What’s in your bag?

‘Tis the season to restock the shelves at local food pantries. For whatever reason (I suspect guilt is a significant contributing factor) the season that beings with Thanksgiving (aka. “eat ’til you have to unbutton your pants to sit up” day) and goes through New Years or maybe even Super Bowl Sunday is high season for food drives. There are at least two going on in the Wycliffe office right now. The Boy Scouts hung bags on door knobs in neighborhoods all over town. My church is collecting tomorrow. Everywhere I turn, someone is talking about donating non-perishable food items for people to need a little help this year.

My aunt Mardy spent a good bit of her life serving at the Open Door Mission downtown Omaha and I grew up believing that this is what we do. One of my favorite Thanksgivings was the year I was in Omaha staying with Louise and Elmer (another of dad’s sisters) and we three joined Mardy at the mission all afternoon serving lunch. I poured coffee and handed out slices of pie and talked to people. It was way better than an afternoon of football and turkey-induced comas. But, I digress.

I do wish we were all better at it. Better at thinking about people who are facing long- or short-term challenges that make putting food on the table a major source of daily worry. Better at sharing. Better at filling those bags.

I remember times when I felt the peer pressure to fill a bag to bring to one drop-off or another and so I opened up my cupboards and dug through the pantry looking for all the junk I didn’t like but that was, for some reason, in my house.  Can of sardines. Canned spinach purchased on sale with coupons. Canned lima beans. Generic mac and cheese. You know the drill.

Now, I’m sure if I was hungry–not the “I’ve not eaten in a few hours and some chips & salsa would sure hit the spot hungry– then any of that would be okay. But is that what generous people would give to someone in need?
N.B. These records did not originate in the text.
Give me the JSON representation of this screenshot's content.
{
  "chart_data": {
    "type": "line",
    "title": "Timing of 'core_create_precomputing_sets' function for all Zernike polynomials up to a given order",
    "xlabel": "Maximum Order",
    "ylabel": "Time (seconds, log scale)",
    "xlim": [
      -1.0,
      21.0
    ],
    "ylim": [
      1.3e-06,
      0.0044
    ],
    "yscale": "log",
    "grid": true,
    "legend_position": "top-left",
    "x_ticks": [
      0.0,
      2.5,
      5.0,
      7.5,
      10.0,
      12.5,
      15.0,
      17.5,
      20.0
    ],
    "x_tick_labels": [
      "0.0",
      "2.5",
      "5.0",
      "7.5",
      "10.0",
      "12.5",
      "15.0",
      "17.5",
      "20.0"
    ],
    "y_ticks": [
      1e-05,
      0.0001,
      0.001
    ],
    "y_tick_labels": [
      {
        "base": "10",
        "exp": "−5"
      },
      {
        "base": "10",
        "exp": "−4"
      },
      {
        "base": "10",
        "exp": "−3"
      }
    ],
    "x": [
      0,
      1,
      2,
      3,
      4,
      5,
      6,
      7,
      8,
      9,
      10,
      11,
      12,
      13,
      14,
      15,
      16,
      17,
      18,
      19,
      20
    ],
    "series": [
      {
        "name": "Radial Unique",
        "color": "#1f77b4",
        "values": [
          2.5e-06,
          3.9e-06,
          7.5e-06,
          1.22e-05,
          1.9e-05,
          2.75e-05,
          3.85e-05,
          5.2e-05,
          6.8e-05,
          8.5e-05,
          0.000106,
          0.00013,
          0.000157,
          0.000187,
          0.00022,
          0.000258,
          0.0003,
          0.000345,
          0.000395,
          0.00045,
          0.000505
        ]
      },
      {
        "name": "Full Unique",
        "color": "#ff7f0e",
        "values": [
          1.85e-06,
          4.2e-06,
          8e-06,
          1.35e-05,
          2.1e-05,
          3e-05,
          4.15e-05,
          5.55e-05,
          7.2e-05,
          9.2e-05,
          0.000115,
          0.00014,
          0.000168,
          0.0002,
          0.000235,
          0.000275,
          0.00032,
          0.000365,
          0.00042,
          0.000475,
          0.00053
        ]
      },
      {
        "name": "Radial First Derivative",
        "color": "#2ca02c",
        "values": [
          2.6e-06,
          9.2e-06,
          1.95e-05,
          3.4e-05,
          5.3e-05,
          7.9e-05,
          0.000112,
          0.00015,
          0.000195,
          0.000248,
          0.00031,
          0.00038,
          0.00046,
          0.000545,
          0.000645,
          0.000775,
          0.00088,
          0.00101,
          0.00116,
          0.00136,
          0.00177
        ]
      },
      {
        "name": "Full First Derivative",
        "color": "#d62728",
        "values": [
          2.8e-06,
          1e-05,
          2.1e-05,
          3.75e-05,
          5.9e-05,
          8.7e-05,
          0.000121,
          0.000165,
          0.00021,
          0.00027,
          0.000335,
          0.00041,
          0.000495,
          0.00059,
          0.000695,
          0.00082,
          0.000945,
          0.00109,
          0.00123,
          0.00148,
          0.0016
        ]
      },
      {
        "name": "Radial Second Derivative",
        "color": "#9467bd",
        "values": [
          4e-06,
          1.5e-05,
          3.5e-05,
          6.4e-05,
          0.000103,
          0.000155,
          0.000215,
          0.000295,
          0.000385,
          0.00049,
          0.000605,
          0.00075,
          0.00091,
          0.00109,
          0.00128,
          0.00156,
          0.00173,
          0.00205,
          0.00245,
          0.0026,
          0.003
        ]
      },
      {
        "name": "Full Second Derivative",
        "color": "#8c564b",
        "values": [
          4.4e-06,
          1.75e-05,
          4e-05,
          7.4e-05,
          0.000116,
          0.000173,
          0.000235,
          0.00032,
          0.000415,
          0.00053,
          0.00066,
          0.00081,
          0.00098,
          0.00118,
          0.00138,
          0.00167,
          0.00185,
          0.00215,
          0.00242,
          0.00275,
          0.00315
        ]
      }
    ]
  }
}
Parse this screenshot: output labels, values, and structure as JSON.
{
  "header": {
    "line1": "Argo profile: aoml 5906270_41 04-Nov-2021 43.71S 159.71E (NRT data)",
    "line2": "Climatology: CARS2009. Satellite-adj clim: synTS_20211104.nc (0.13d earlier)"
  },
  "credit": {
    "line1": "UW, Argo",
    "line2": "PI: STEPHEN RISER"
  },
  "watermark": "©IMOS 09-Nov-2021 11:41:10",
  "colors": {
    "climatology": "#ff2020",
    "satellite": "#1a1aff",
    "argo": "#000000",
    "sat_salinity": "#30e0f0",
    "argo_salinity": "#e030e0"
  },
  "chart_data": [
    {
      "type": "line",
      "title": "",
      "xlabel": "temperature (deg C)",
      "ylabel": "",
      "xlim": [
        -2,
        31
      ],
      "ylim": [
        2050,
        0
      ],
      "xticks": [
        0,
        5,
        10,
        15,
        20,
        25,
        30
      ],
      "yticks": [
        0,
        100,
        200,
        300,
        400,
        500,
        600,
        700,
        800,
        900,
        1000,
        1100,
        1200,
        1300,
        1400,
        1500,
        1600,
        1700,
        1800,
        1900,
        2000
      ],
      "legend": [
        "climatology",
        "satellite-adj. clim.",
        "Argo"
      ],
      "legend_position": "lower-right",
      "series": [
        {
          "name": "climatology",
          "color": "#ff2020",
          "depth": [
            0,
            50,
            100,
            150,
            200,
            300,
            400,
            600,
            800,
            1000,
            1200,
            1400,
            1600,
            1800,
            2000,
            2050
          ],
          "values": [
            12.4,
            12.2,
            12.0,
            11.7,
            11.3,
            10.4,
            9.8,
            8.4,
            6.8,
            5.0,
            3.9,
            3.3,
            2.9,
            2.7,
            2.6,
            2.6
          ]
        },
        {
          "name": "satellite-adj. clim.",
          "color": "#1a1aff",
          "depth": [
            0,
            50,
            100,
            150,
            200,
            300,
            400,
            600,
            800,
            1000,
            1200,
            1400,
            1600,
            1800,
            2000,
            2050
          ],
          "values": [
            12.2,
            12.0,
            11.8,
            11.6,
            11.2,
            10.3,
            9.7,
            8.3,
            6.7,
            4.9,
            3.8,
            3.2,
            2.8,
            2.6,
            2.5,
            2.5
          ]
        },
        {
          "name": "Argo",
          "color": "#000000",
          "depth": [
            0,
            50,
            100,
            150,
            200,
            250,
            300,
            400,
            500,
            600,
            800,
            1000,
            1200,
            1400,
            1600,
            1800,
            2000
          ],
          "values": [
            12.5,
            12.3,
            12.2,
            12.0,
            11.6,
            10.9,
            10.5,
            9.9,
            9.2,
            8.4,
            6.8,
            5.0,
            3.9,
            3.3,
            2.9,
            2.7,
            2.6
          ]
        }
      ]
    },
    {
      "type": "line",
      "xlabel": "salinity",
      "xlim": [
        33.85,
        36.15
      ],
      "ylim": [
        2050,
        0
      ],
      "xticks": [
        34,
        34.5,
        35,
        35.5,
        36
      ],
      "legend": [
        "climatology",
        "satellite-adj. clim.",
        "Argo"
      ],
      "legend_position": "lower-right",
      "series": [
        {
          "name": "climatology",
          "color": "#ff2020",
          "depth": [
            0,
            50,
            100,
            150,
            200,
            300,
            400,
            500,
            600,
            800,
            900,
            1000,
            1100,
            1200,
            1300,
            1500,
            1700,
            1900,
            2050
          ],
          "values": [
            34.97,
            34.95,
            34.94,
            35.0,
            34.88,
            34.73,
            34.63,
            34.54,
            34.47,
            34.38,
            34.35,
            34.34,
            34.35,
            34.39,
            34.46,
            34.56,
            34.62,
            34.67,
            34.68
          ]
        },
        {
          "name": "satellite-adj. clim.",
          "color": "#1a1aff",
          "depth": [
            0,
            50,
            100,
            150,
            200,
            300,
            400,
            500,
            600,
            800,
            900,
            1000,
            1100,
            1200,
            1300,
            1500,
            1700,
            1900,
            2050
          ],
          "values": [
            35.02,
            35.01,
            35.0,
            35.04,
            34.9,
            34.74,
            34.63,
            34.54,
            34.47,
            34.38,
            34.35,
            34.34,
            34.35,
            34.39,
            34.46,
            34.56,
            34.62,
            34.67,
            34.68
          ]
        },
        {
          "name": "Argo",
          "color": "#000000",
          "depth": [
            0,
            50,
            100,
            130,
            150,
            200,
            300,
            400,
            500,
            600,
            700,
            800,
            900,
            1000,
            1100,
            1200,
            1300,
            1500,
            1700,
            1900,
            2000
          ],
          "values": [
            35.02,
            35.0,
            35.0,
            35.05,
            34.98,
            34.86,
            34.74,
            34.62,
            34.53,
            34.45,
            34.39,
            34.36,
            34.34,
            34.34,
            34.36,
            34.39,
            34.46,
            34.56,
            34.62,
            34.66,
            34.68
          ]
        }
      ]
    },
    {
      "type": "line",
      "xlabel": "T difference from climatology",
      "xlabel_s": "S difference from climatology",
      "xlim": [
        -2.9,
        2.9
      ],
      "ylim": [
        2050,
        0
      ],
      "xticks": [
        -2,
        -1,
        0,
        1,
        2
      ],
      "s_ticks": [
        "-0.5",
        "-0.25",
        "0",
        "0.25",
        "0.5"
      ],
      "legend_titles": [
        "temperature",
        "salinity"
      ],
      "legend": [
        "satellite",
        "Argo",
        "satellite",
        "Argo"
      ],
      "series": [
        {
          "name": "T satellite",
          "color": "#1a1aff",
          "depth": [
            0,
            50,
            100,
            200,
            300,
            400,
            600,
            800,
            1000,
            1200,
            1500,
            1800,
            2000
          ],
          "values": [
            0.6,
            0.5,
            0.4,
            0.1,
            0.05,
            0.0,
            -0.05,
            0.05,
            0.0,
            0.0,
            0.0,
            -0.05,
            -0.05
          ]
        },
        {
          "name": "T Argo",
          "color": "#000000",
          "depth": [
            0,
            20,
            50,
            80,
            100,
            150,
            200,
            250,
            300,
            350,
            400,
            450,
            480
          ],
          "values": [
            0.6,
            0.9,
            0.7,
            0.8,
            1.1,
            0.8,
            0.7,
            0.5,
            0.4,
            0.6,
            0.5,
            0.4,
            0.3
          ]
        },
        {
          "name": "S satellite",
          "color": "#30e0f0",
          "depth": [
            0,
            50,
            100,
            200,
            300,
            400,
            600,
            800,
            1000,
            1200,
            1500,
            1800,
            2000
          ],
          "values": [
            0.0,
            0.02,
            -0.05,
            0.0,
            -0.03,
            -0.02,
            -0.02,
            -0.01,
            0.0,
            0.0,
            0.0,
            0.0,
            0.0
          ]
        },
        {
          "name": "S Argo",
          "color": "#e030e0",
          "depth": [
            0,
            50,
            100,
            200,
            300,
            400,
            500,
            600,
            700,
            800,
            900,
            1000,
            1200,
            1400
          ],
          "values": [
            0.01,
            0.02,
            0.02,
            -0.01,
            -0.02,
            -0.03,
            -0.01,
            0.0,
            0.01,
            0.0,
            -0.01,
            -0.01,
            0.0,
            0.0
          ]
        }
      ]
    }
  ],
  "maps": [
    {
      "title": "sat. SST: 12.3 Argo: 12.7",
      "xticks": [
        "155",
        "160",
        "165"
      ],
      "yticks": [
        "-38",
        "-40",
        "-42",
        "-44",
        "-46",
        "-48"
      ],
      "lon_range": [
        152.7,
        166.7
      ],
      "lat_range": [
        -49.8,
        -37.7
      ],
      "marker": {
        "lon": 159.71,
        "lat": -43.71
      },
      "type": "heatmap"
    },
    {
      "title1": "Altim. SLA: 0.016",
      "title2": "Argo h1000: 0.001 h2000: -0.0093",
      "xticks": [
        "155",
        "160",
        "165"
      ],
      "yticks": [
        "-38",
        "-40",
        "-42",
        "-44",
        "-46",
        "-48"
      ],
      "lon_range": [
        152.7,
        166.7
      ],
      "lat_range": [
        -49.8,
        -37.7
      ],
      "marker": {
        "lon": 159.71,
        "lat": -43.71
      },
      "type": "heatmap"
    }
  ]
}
Bush’s Chili with Beef. Yum. Chunky peanut butter. Oh yeah. Canned chicken or tuna. Uh huh. Potatoes Au Gratin. Kraft Mac and Cheese. That’s what I’m talkin’ about.

If I’m ever jobless and hungry, I hope someone puts in a brownie mix and a bag of Nestle’s chocolate chips.

And even with that list, I’m thinking “If I were packing up a bag of food to take over to Jesus’ house because he didn’t have enough to buy groceries and pay the rent this month, what would I put in the bag for him?” I’m bothered by the fact that I’d not only pack a better bag, but I think I’d do more. But, watching what I’ve done when the food drive signs are posted over the years makes me realize…I wouldn’t because I don’t.


2 thoughts on “What’s in your bag?

  1. Glenn Pruitt says:


    We filled some bags for the Boy Scout food drive this weekend. My eight year old was so excited helping mom go through the pantry until it came time to donate two boxes of Jell-O chocolate pudding. Then came some big tears – “but Mom, I want the pudding”. So we got to talk about what it would be like to be really hungry, to have a good meal, and then to top it off with chocolate pudding! We also got to talk about how God blesses us when we give sacrificially. At last he willingly placed both boxes into the donation bag.

    The next day, when I was working with our Scout troop and the good folks at the food pantry, I was so blessed to be able to snap a picture of a shelf-full of chocolate pudding mix inside the food pantry. Not just two boxes, …a shelf full.

    • Ruth Hubbard says:

      That is so cool. I’m grateful for parents like you who take the time to help their children understand these very deep things. Yes, it takes a bit more effort than just giving in to their declared (selfish) desires or standing firm with a “because i’m the parent.” What a blessing. Thank you.